On the one hand, I wanted to celebrate students’ finding their voices, as offensive as they were during this chat, because writing with voice isn’t an easy feat for basic writers. I didn’t want to discourage their generating of material and having something to say, because developmental writers are typically unmotivated, unconfident, and under prepared in skills and strategies (Matthews-DeNatale). Therefore, half the battle is just getting them to write and feel comfortable doing so; then, teachers can develop specific rhetorical skills, stylistic features, genre knowledge, etc. On the other hand, I wanted to express my concerns about their crude, dismissive, and graphic language that degraded women and gays. I questioned if I was pushing my own ethical values and practices onto students. Finally, I wondered about the value of outlawing obscenities, which perhaps would only function to give me a false sense of social harmony. My pedagogical challenge continues to be the negotiation of preparing and presenting a process of rhetorical analysis with students that avoids forcefully imposing particular values on students but opens the discussion.

Later, Berzsenyi facilitates a face-to-face reflection on the utterances in the computer-mediated discussion, and gets this response:

Once again, students admitted to a lack of forethought about the various potential malevolent connotations and effects of their humor that was directed toward an assumed heterosexual male adolescent audience with a common anti-gay sensibility.

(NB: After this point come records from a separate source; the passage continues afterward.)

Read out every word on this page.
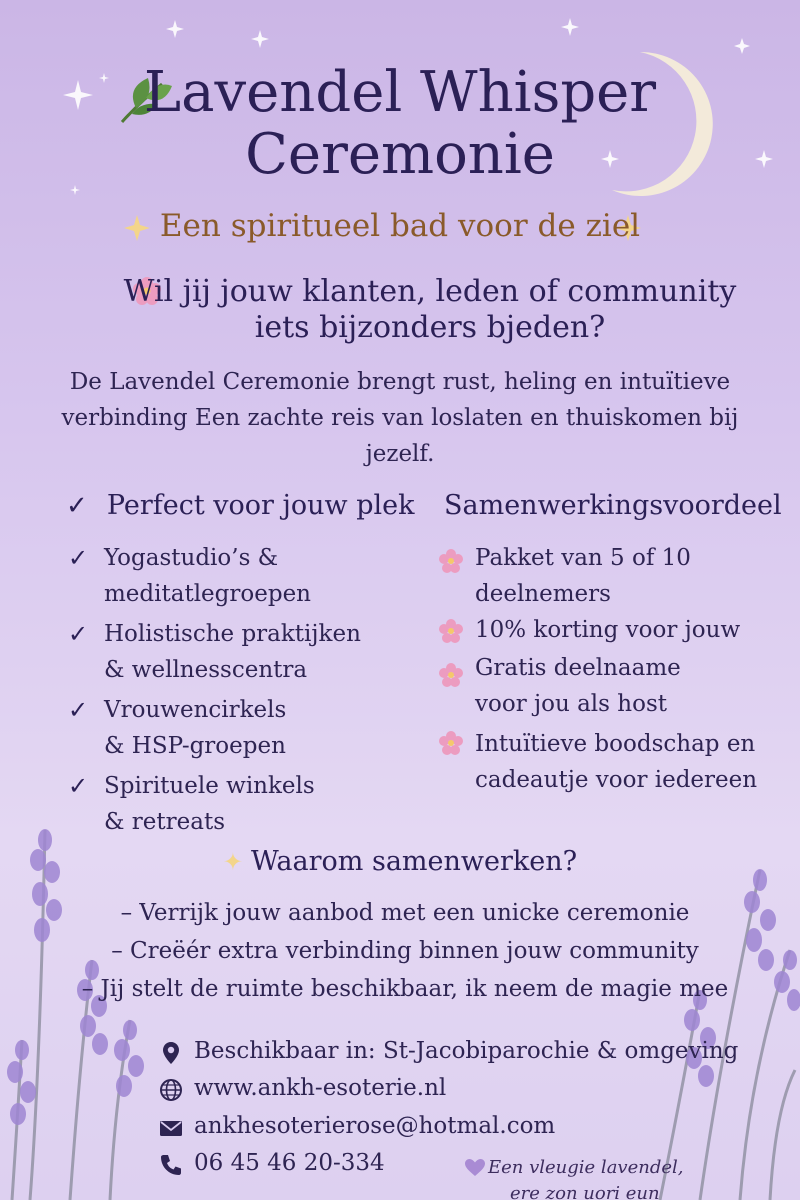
Lavendel Whisper
Ceremonie
Een spiritueel bad voor de ziel
Wil jij jouw klanten, leden of community
iets bijzonders bjeden?
De Lavendel Ceremonie brengt rust, heling en intuïtieve
verbinding Een zachte reis van loslaten en thuiskomen bij
jezelf.
✓ Perfect voor jouw plek
✓ Yogastudio’s &
meditatlegroepen
✓ Holistische praktijken
& wellnesscentra
✓ Vrouwencirkels
& HSP-groepen
✓ Spirituele winkels
& retreats
Samenwerkingsvoordeel
Pakket van 5 of 10
deelnemers
10% korting voor jouw
Gratis deelnaame
voor jou als host
Intuïtieve boodschap en
cadeautje voor iedereen
✦ Waarom samenwerken?
– Verrijk jouw aanbod met een unicke ceremonie
– Creëér extra verbinding binnen jouw community
– Jij stelt de ruimte beschikbaar, ik neem de magie mee
Beschikbaar in: St-Jacobiparochie & omgeving
www.ankh-esoterie.nl
ankhesoterierose@hotmal.com
06 45 46 20-334	Een vleugie lavendel,
ere zon uori eun
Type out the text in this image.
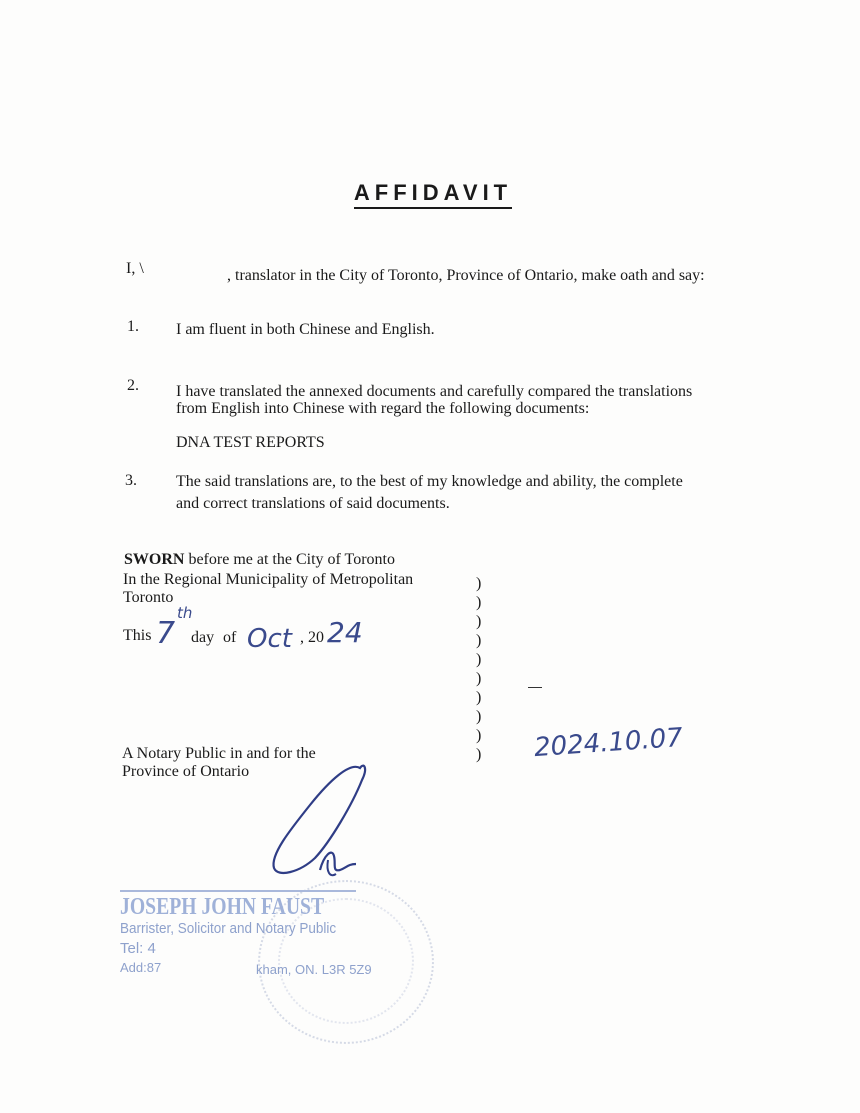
AFFIDAVIT
I, \	, translator in the City of Toronto, Province of Ontario, make oath and say:
1. I am fluent in both Chinese and English.
2. I have translated the annexed documents and carefully compared the translations
from English into Chinese with regard the following documents:
DNA TEST REPORTS
3. The said translations are, to the best of my knowledge and ability, the complete
and correct translations of said documents.
SWORN before me at the City of Toronto
In the Regional Municipality of Metropolitan
Toronto
This 7
th
day of Oct , 20 24
)
)
)
)
)
)
)
)
)
) 2024.10.07
A Notary Public in and for the
Province of Ontario
JOSEPH JOHN FAUST
Barrister, Solicitor and Notary Public
Tel: 4
Add:87	kham, ON. L3R 5Z9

Clearly, as a writing instructor, my challenge was to increase students’ awareness of their audience.

How do you handle it when things like this come up? Do you lay down ground rules at the beginning? Do you have this kind of group reflection? I see this article as a case study that replicates prior research in this area. Can an open-content approach bring new solutions to this problem, for example if students blog and then have to respond to comments made by readers outside the class?